Tuesday, 20 September 2016

What is the correct terminology for javascript promises




I'm getting confused with the different terminology thrown around. From my understanding, a promise can be:



fulfilled
rejected
pending
settled
resolved
defer



Does resolve mean settled? or does it mean its fulfilled? and what the heck is defer?


Answer



Terminology can be hard.
Let's take from the Promises/A+ specification and the respective ES6 section that there are 3 states:




  • pending - the promise does not have taken a value yet, it's future is still uncertain.

  • fulfilled - the promise successfully got a result value "assigned"

  • rejected - the promise is given a reason why no result could be acquired, typically an error.




The term settled is a hyperonym for fulfilled and rejected, meaning either - the opposite of pending.



The dynamic verbs fulfill and reject describe changing the state from pending into either the fulfilled or rejected. These transitions are called fulfillment or rejection of the promise.

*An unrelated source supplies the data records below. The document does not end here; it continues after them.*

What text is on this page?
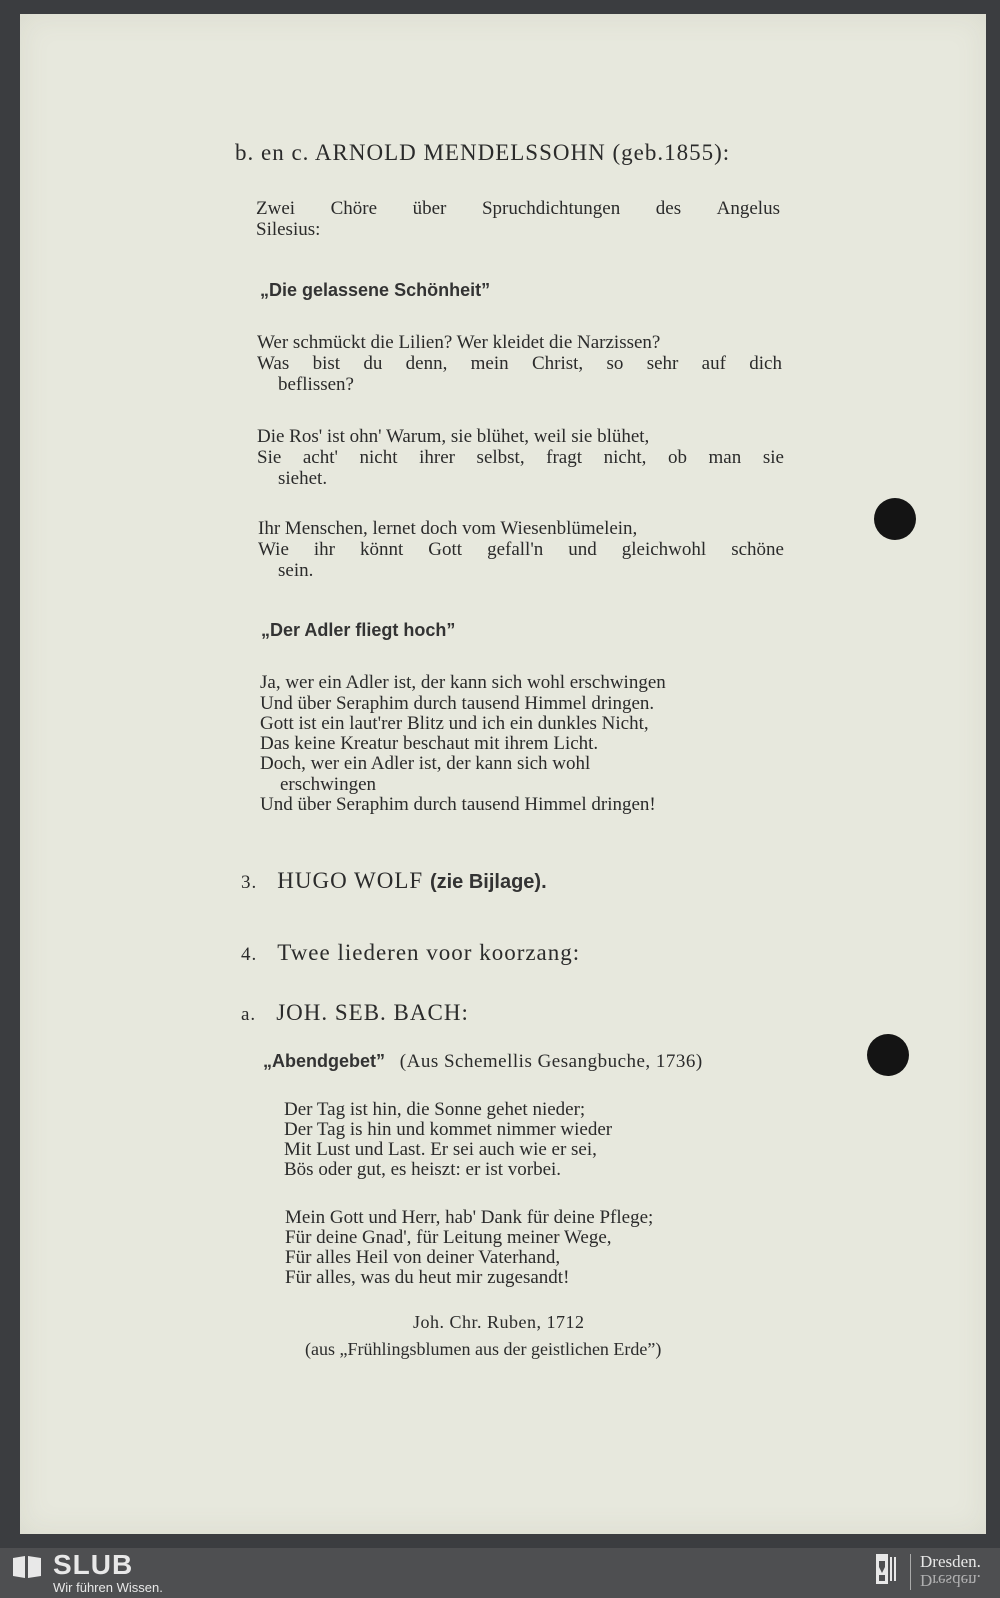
b. en c. ARNOLD MENDELSSOHN (geb.1855):
Zwei Chöre über Spruchdichtungen des Angelus
Silesius:
„Die gelassene Schönheit”
Wer schmückt die Lilien? Wer kleidet die Narzissen?
Was bist du denn, mein Christ, so sehr auf dich
beflissen?
Die Ros' ist ohn' Warum, sie blühet, weil sie blühet,
Sie acht' nicht ihrer selbst, fragt nicht, ob man sie
siehet.
Ihr Menschen, lernet doch vom Wiesenblümelein,
Wie ihr könnt Gott gefall'n und gleichwohl schöne
sein.
„Der Adler fliegt hoch”
Ja, wer ein Adler ist, der kann sich wohl erschwingen
Und über Seraphim durch tausend Himmel dringen.
Gott ist ein laut'rer Blitz und ich ein dunkles Nicht,
Das keine Kreatur beschaut mit ihrem Licht.
Doch, wer ein Adler ist, der kann sich wohl
erschwingen
Und über Seraphim durch tausend Himmel dringen!
3. HUGO WOLF (zie Bijlage).
4. Twee liederen voor koorzang:
a. JOH. SEB. BACH:
„Abendgebet” (Aus Schemellis Gesangbuche, 1736)
Der Tag ist hin, die Sonne gehet nieder;
Der Tag is hin und kommet nimmer wieder
Mit Lust und Last. Er sei auch wie er sei,
Bös oder gut, es heiszt: er ist vorbei.
Mein Gott und Herr, hab' Dank für deine Pflege;
Für deine Gnad', für Leitung meiner Wege,
Für alles Heil von deiner Vaterhand,
Für alles, was du heut mir zugesandt!
Joh. Chr. Ruben, 1712
(aus „Frühlingsblumen aus der geistlichen Erde”)
SLUB
Wir führen Wissen.
Dresden.
Dresden.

Those were easy. Now, resolve is a different beast. It sometimes is used synonymous to "fulfill", but it would better be understood as settling the promise's fate to either fulfilled or rejected. The resolution (seldom: settlement) of a promise means that it leaves the pending state. But not even that is accurate - the problem is the recursive nature of the Promise Resolution Procedure:




  • resolving a promise with a "plain" value means fulfilling it

  • resolving a promise with a promise (or thenable) means adopting its state:





    • resolving with a fulfilled promise is a fulfillment

    • resolving with a rejected promise is a rejection

    • resolving with a pending promise means waiting for its resolution




Yes, if a promise is resolved it might not even be known whether it's going to be fulfilled or rejected. But it means the fate is no longer undetermined, as it's bound to the promise that we resolved with (notice that you can resolve a promise only once).



Ignoring this special case, a resolved promise usually means a settled promise.

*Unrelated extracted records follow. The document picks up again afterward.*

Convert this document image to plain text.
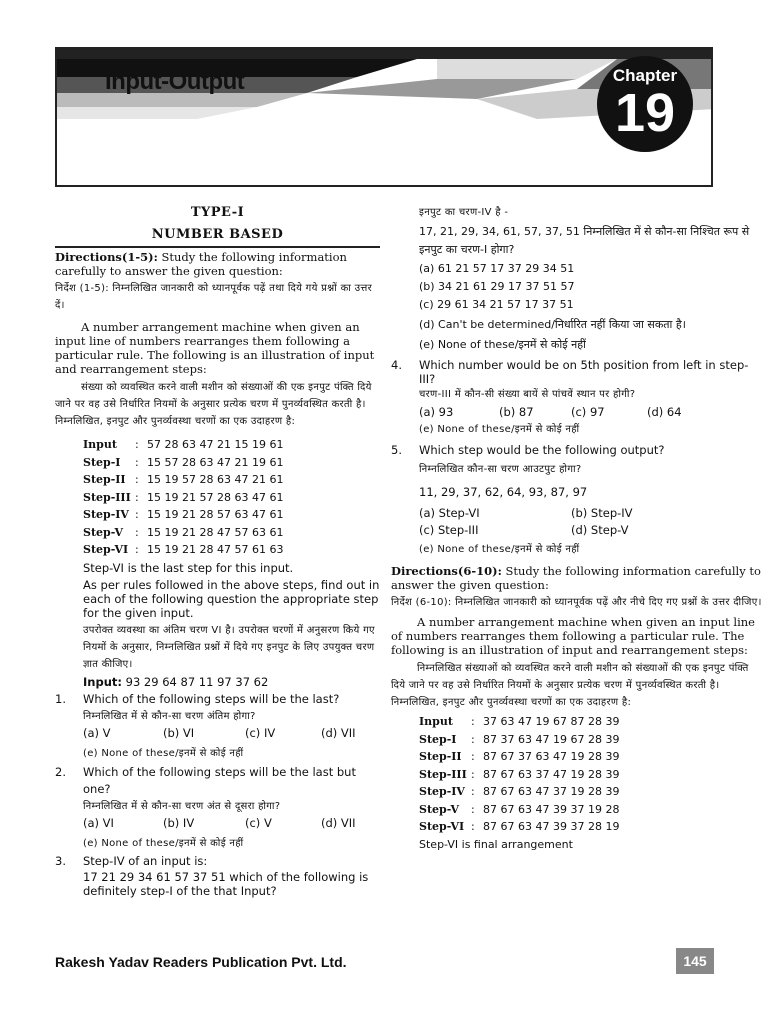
Input-Output	Chapter
19

TYPE-I

NUMBER BASED

Directions(1-5): Study the following information carefully to answer the given question:

निर्देश (1-5): निम्नलिखित जानकारी को ध्यानपूर्वक पढ़ें तथा दिये गये प्रश्नों का उत्तर दें।

A number arrangement machine when given an input line of numbers rearranges them following a particular rule. The following is an illustration of input and rearrangement steps:

संख्या को व्यवस्थित करने वाली मशीन को संख्याओं की एक इनपुट पंक्ति दिये जाने पर वह उसे निर्धारित नियमों के अनुसार प्रत्येक चरण में पुनर्व्यवस्थित करती है। निम्नलिखित, इनपुट और पुनर्व्यवस्था चरणों का एक उदाहरण है:

Input : 57 28 63 47 21 15 19 61
Step-I : 15 57 28 63 47 21 19 61
Step-II : 15 19 57 28 63 47 21 61
Step-III : 15 19 21 57 28 63 47 61
Step-IV : 15 19 21 28 57 63 47 61
Step-V : 15 19 21 28 47 57 63 61
Step-VI : 15 19 21 28 47 57 61 63

Step-VI is the last step for this input.

As per rules followed in the above steps, find out in each of the following question the appropriate step for the given input.

उपरोक्त व्यवस्था का अंतिम चरण VI है। उपरोक्त चरणों में अनुसरण किये गए नियमों के अनुसार, निम्नलिखित प्रश्नों में दिये गए इनपुट के लिए उपयुक्त चरण ज्ञात कीजिए।

Input: 93 29 64 87 11 97 37 62

1. Which of the following steps will be the last?
निम्नलिखित में से कौन-सा चरण अंतिम होगा?
(a) V	(b) VI	(c) IV	(d) VII
(e) None of these/इनमें से कोई नहीं
2. Which of the following steps will be the last but one?
निम्नलिखित में से कौन-सा चरण अंत से दूसरा होगा?
(a) VI	(b) IV	(c) V	(d) VII
(e) None of these/इनमें से कोई नहीं
3. Step-IV of an input is:
17 21 29 34 61 57 37 51 which of the following is definitely step-I of the that Input?
इनपुट का चरण-IV है -
17, 21, 29, 34, 61, 57, 37, 51 निम्नलिखित में से कौन-सा निश्चित रूप से इनपुट का चरण-I होगा?
(a) 61 21 57 17 37 29 34 51
(b) 34 21 61 29 17 37 51 57
(c) 29 61 34 21 57 17 37 51
(d) Can't be determined/निर्धारित नहीं किया जा सकता है।
(e) None of these/इनमें से कोई नहीं
4. Which number would be on 5th position from left in step-III?
चरण-III में कौन-सी संख्या बायें से पांचवें स्थान पर होगी?
(a) 93	(b) 87	(c) 97	(d) 64
(e) None of these/इनमें से कोई नहीं
5. Which step would be the following output?
निम्नलिखित कौन-सा चरण आउटपुट होगा?
11, 29, 37, 62, 64, 93, 87, 97
(a) Step-VI	(b) Step-IV
(c) Step-III	(d) Step-V
(e) None of these/इनमें से कोई नहीं

Directions(6-10): Study the following information carefully to answer the given question:

निर्देश (6-10): निम्नलिखित जानकारी को ध्यानपूर्वक पढ़ें और नीचे दिए गए प्रश्नों के उत्तर दीजिए।

A number arrangement machine when given an input line of numbers rearranges them following a particular rule. The following is an illustration of input and rearrangement steps:

निम्नलिखित संख्याओं को व्यवस्थित करने वाली मशीन को संख्याओं की एक इनपुट पंक्ति दिये जाने पर वह उसे निर्धारित नियमों के अनुसार प्रत्येक चरण में पुनर्व्यवस्थित करती है। निम्नलिखित, इनपुट और पुनर्व्यवस्था चरणों का एक उदाहरण है:

Input : 37 63 47 19 67 87 28 39
Step-I : 87 37 63 47 19 67 28 39
Step-II : 87 67 37 63 47 19 28 39
Step-III : 87 67 63 37 47 19 28 39
Step-IV : 87 67 63 47 37 19 28 39
Step-V : 87 67 63 47 39 37 19 28
Step-VI : 87 67 63 47 39 37 28 19
Step-VI is final arrangement
Rakesh Yadav Readers Publication Pvt. Ltd.	145
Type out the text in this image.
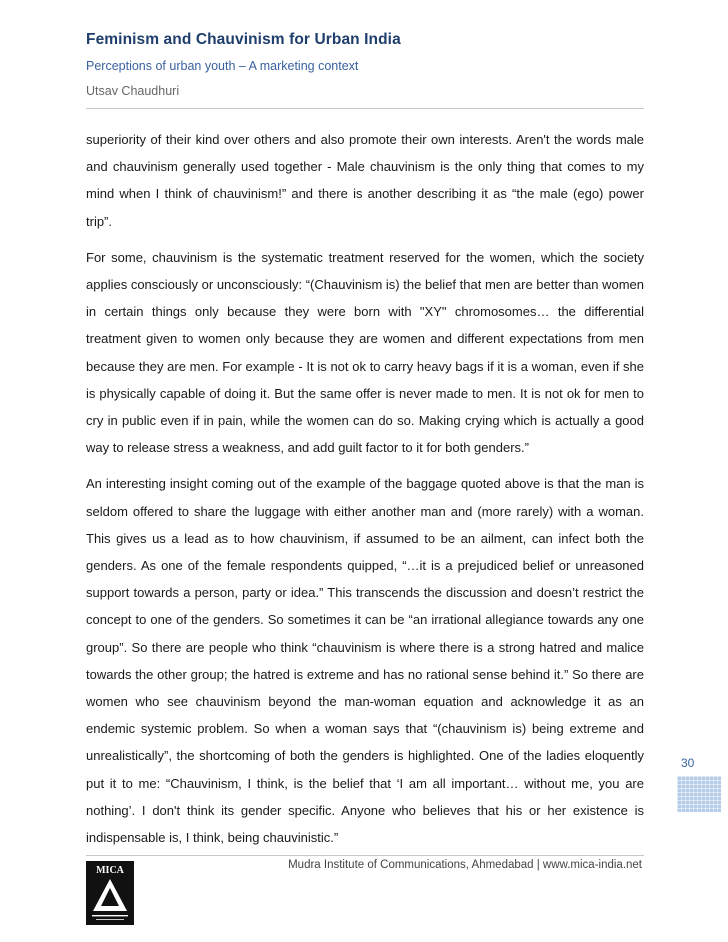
Feminism and Chauvinism for Urban India
Perceptions of urban youth – A marketing context
Utsav Chaudhuri

superiority of their kind over others and also promote their own interests. Aren't the words male and chauvinism generally used together - Male chauvinism is the only thing that comes to my mind when I think of chauvinism!” and there is another describing it as “the male (ego) power trip”.

For some, chauvinism is the systematic treatment reserved for the women, which the society applies consciously or unconsciously: “(Chauvinism is) the belief that men are better than women in certain things only because they were born with "XY" chromosomes… the differential treatment given to women only because they are women and different expectations from men because they are men. For example - It is not ok to carry heavy bags if it is a woman, even if she is physically capable of doing it. But the same offer is never made to men. It is not ok for men to cry in public even if in pain, while the women can do so. Making crying which is actually a good way to release stress a weakness, and add guilt factor to it for both genders.”

An interesting insight coming out of the example of the baggage quoted above is that the man is seldom offered to share the luggage with either another man and (more rarely) with a woman. This gives us a lead as to how chauvinism, if assumed to be an ailment, can infect both the genders. As one of the female respondents quipped, “…it is a prejudiced belief or unreasoned support towards a person, party or idea.” This transcends the discussion and doesn’t restrict the concept to one of the genders. So sometimes it can be “an irrational allegiance towards any one group”. So there are people who think “chauvinism is where there is a strong hatred and malice towards the other group; the hatred is extreme and has no rational sense behind it.” So there are women who see chauvinism beyond the man-woman equation and acknowledge it as an endemic systemic problem. So when a woman says that “(chauvinism is) being extreme and unrealistically”, the shortcoming of both the genders is highlighted. One of the ladies eloquently put it to me: “Chauvinism, I think, is the belief that ‘I am all important… without me, you are nothing’. I don't think its gender specific. Anyone who believes that his or her existence is indispensable is, I think, being chauvinistic.”

30
Mudra Institute of Communications, Ahmedabad | www.mica-india.net
MICA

Or, to cite the ECMAScript 6 Specification:




A promise is resolved if it is settled or if it has been “locked in” to match the state of another promise. Attempting to resolve or reject a resolved promise has no effect. A promise is unresolved if it is not resolved. An unresolved promise is always in the pending state. A resolved promise may be pending, fulfilled or rejected.









and what the heck is defer?




Deferring a result means that you return an (asynchronous) promise for the result, and not the result directly (synchronously). And also return a deferred rejection instead of throwing synchronously.



Notice that "defer" is also used in some libraries (Q) as the method name to construct a Deferred object - see this answer on The differences between Deferred, Promise and Future for a good explanation.
Oh, and never trust variable names: defer might as well be an abbreviated "deferredObject".